I also encourage you in something you know too… there was a drastic difference in your childhood, because your mom didn’t know her strength and provision in Him. But praise Him, you do! 🙂 When you spoke of feeling free on the beach, I could relate… sometimes I feel like I am “not worrying enough” or that others might think I am too complacent because He does take that worry and replace it with joy in Him, doesn’t He? He shows me… He has many ways to provide even for that starbuck’s treat (He delights in our delights) – by sending open doors, temp ways of earning money, gifts out of the blue from unexpected sources…
And so, I trust He has so many of those “unending oil ways” on the way to you now… I see doors opening for me with earning from my artwork…but it is slow and definitely not enough to cover bills. I am always stretching things as far as they will go. And sometimes I wonder if people I’m “marketing” to just think it is a hobby, I try hard to get it out there…but then God reminds me, He is in charge of moving in this and in all ways I need for sustaining life… He has blessings of that manna for us both, Shelly, and I pray He fills us both with daily expectant faith to see Him move. I love the verse that says He is looking to and fro through the world to show Himself mighty on behalf of those who love Him! Blessings to you in all these ways! Love, Pam, apples of gold
Pam, this was like sitting down with a cup of tea and talking. Thank you for sharing your heart here, what a treasure. We are seeing God’s miraculous provision and it is quite breathtaking actually. And there is a peaceful joy in trust that is like falling in love for the first time. A lot of darkness beforehand though, which perhaps makes the blessing even brighter.

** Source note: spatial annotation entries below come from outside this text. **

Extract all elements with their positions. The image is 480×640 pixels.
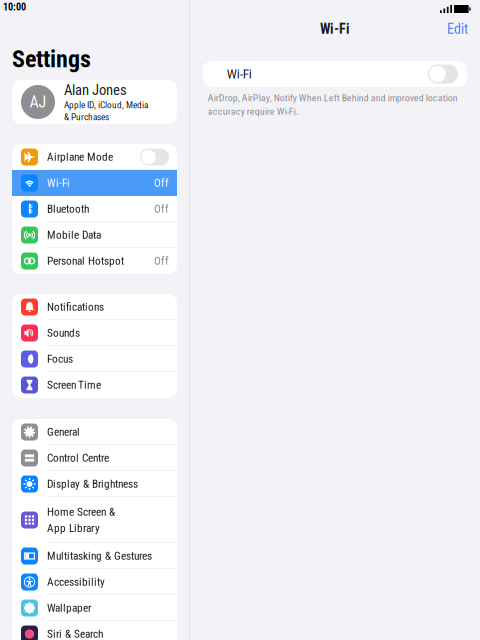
staticText: Home Screen & (47, 505, 115, 518)
button[interactable]: Wi-Fi (203, 61, 467, 87)
staticText: Notifications (47, 300, 104, 314)
staticText: Multitasking & Gestures (47, 549, 152, 563)
staticText: Wi-Fi (47, 176, 70, 190)
button[interactable]: Bluetooth (12, 196, 177, 222)
staticText: General (47, 425, 80, 439)
button[interactable]: Home Screen & (12, 497, 177, 543)
staticText: accuracy require Wi-Fi. (208, 106, 299, 117)
button[interactable]: Personal Hotspot (12, 248, 177, 274)
button[interactable]: Control Centre (12, 445, 177, 471)
button[interactable]: Screen Time (12, 372, 177, 398)
staticText: Accessibility (47, 575, 105, 589)
staticText: Screen Time (47, 378, 101, 392)
button[interactable]: Wallpaper (12, 595, 177, 621)
staticText: Alan Jones (64, 82, 127, 99)
staticText: Wi-Fi (227, 66, 252, 82)
staticText: 10:00 (3, 1, 26, 13)
button[interactable]: Airplane Mode (12, 144, 177, 170)
button[interactable]: Wi-Fi (12, 170, 177, 196)
staticText: Wi-Fi (320, 21, 350, 37)
staticText: AJ (30, 93, 46, 111)
staticText: Control Centre (47, 451, 109, 465)
staticText: Bluetooth (47, 202, 89, 216)
staticText: Mobile Data (47, 228, 101, 242)
button[interactable]: Mobile Data (12, 222, 177, 248)
staticText: App Library (47, 522, 100, 535)
button[interactable]: Notifications (12, 294, 177, 320)
staticText: Wallpaper (47, 601, 91, 615)
staticText: Sounds (47, 326, 80, 340)
staticText: Airplane Mode (47, 150, 113, 164)
staticText: Siri & Search (47, 627, 103, 640)
staticText: Settings (12, 45, 91, 73)
staticText: Off (154, 202, 169, 216)
staticText: Edit (447, 21, 468, 37)
staticText: Focus (47, 352, 73, 366)
staticText: Off (154, 176, 169, 190)
staticText: Personal Hotspot (47, 254, 124, 268)
button[interactable]: Sounds (12, 320, 177, 346)
button[interactable]: Edit (447, 21, 468, 37)
button[interactable]: Multitasking & Gestures (12, 543, 177, 569)
staticText: AirDrop, AirPlay, Notify When Left Behin… (208, 92, 458, 104)
staticText: Off (154, 254, 169, 268)
button[interactable]: Siri & Search (12, 621, 177, 640)
button[interactable]: Display & Brightness (12, 471, 177, 497)
button[interactable]: Focus (12, 346, 177, 372)
staticText: & Purchases (64, 112, 109, 122)
staticText: Apple ID, iCloud, Media (64, 100, 148, 111)
button[interactable]: General (12, 419, 177, 445)
button[interactable]: AJ (12, 80, 177, 124)
staticText: Display & Brightness (47, 477, 138, 491)
button[interactable]: Accessibility (12, 569, 177, 595)
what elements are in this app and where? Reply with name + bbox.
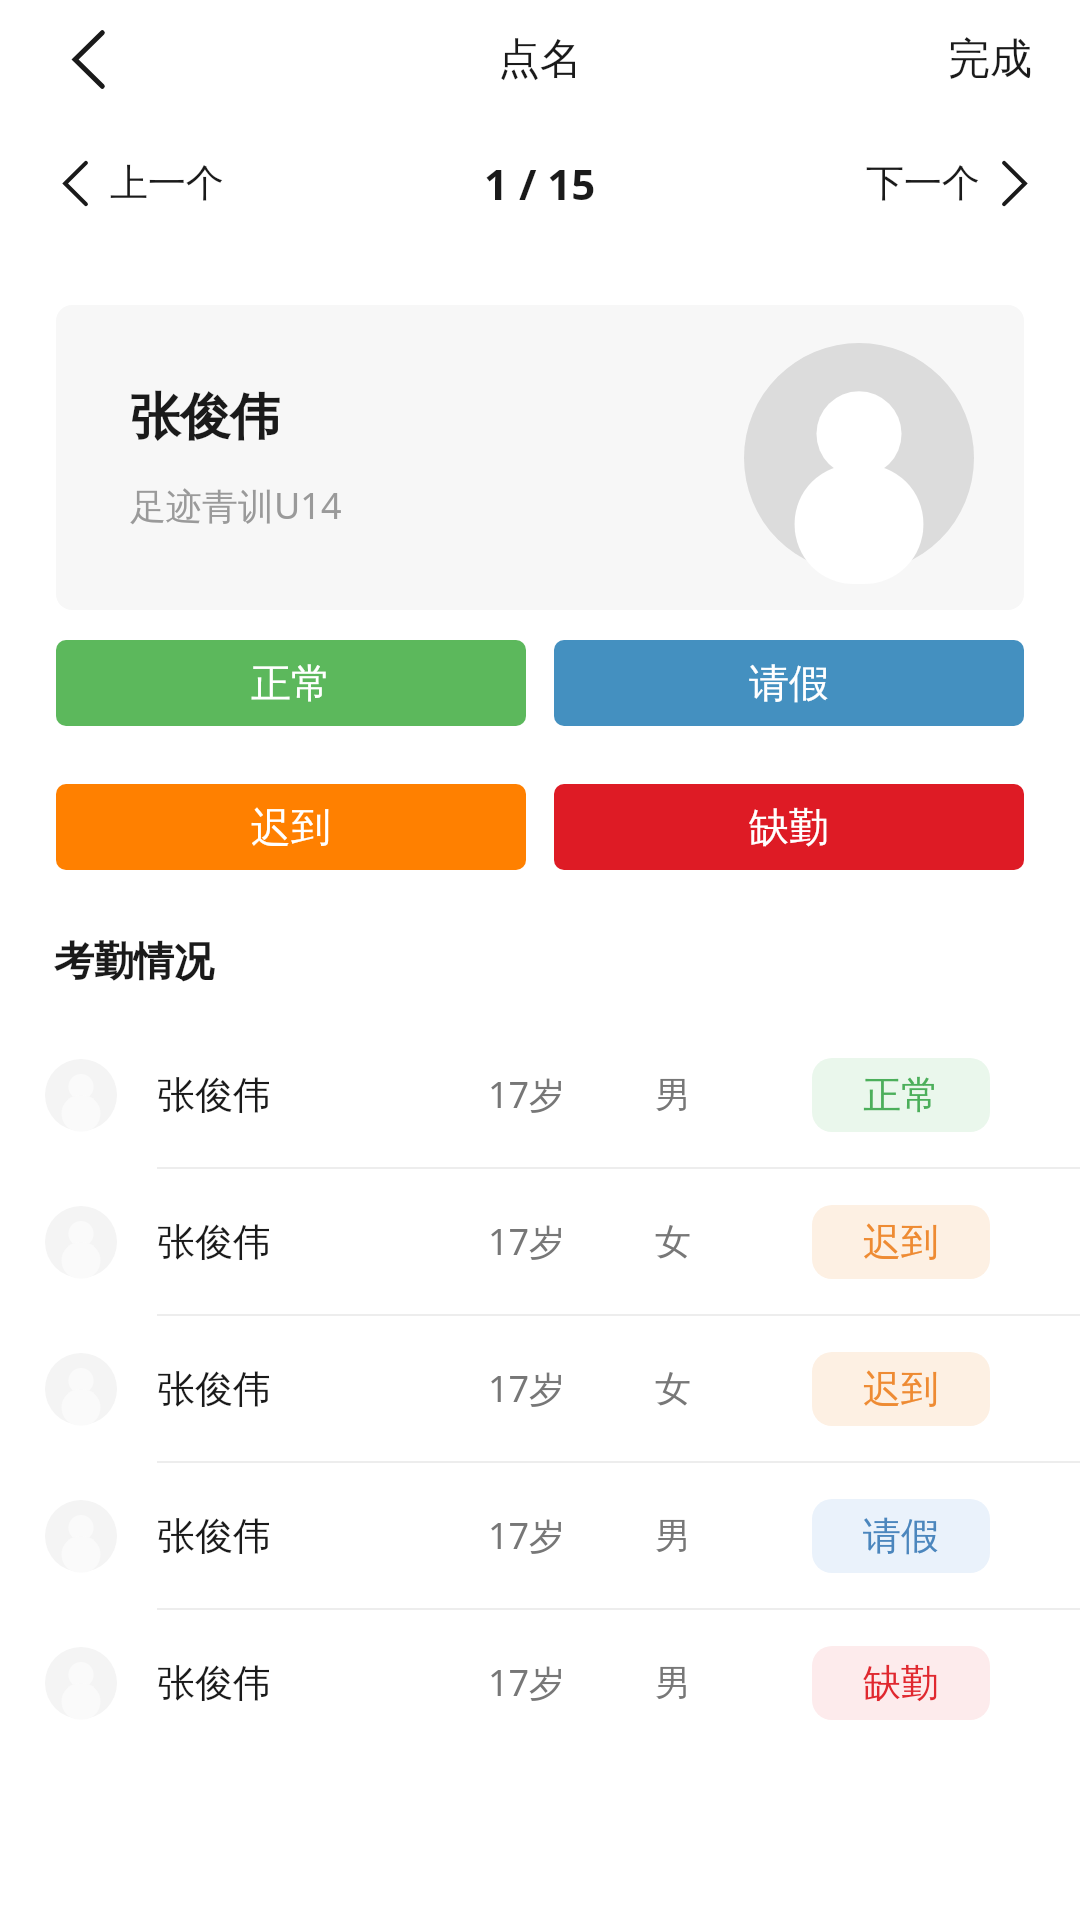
button[interactable]: 张俊伟: [0, 1169, 1080, 1314]
staticText: 迟到: [251, 802, 331, 852]
staticText: 17岁: [488, 1511, 566, 1560]
button[interactable]: 缺勤: [554, 784, 1024, 870]
button[interactable]: 张俊伟: [0, 1316, 1080, 1461]
staticText: 迟到: [863, 1365, 939, 1413]
staticText: 男: [655, 1660, 691, 1705]
button[interactable]: 请假: [554, 640, 1024, 726]
staticText: 17岁: [488, 1364, 566, 1413]
staticText: 男: [655, 1072, 691, 1117]
staticText: 17岁: [488, 1217, 566, 1266]
staticText: 迟到: [863, 1218, 939, 1266]
staticText: 17岁: [488, 1658, 566, 1707]
staticText: 1 / 15: [484, 155, 596, 212]
staticText: 点名: [498, 33, 582, 86]
button[interactable]: 迟到: [56, 784, 526, 870]
staticText: 张俊伟: [157, 1218, 271, 1266]
button[interactable]: 张俊伟: [0, 1463, 1080, 1608]
staticText: 正常: [863, 1071, 939, 1119]
staticText: 正常: [251, 658, 331, 708]
staticText: 17岁: [488, 1070, 566, 1119]
staticText: 男: [655, 1513, 691, 1558]
button[interactable]: 下一个: [852, 143, 1042, 223]
staticText: 缺勤: [863, 1659, 939, 1707]
staticText: 缺勤: [749, 802, 829, 852]
button[interactable]: 上一个: [48, 143, 238, 223]
staticText: 足迹青训U14: [130, 481, 342, 530]
staticText: 上一个: [110, 159, 224, 207]
button[interactable]: 张俊伟: [0, 1022, 1080, 1167]
button[interactable]: 张俊伟: [56, 305, 1024, 610]
staticText: 下一个: [866, 159, 980, 207]
button[interactable]: 张俊伟: [0, 1610, 1080, 1755]
button[interactable]: 正常: [56, 640, 526, 726]
staticText: 张俊伟: [157, 1071, 271, 1119]
staticText: 女: [655, 1219, 691, 1264]
staticText: 女: [655, 1366, 691, 1411]
staticText: 请假: [749, 658, 829, 708]
button[interactable]: Back: [52, 23, 124, 95]
staticText: 张俊伟: [157, 1659, 271, 1707]
staticText: 张俊伟: [157, 1512, 271, 1560]
button[interactable]: 完成: [930, 19, 1050, 100]
staticText: 考勤情况: [54, 936, 214, 986]
staticText: 张俊伟: [157, 1365, 271, 1413]
staticText: 完成: [948, 33, 1032, 86]
staticText: 请假: [863, 1512, 939, 1560]
staticText: 张俊伟: [130, 386, 280, 449]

There have been many seasons in my life when I could not afford Starbucks, and I always missed it. This month, I can afford it, and wish I could pick you up for a little Starbucks treat.
ps. I know that what you are going through is so much more than not having Starbucks, but sometimes it is the little things that get us the most.
I took your comment in the spirit it was written — caring, loving and empathetic. Thank you Glenda. I would love to go out to Starbucks with you any day.
“BUT a track record of God’s faithfulness gives me PEACE.” Amen and amen, sister Shelly. He WILL come through for you; THAT you can rest assured in, no matter what things look like from the outside. Praying fervently for the sale of that house, and so looking forward to news from “your new home…that way…on the other side of the Atlantic!”
Your point about remembering His faithfulness in the past is so important Jillie. It is easy to get swallowed up in the dark details of the moment and forget the ways he rescued us in the past. Thank you for your prayers, I covet them (especially for the sale of our house).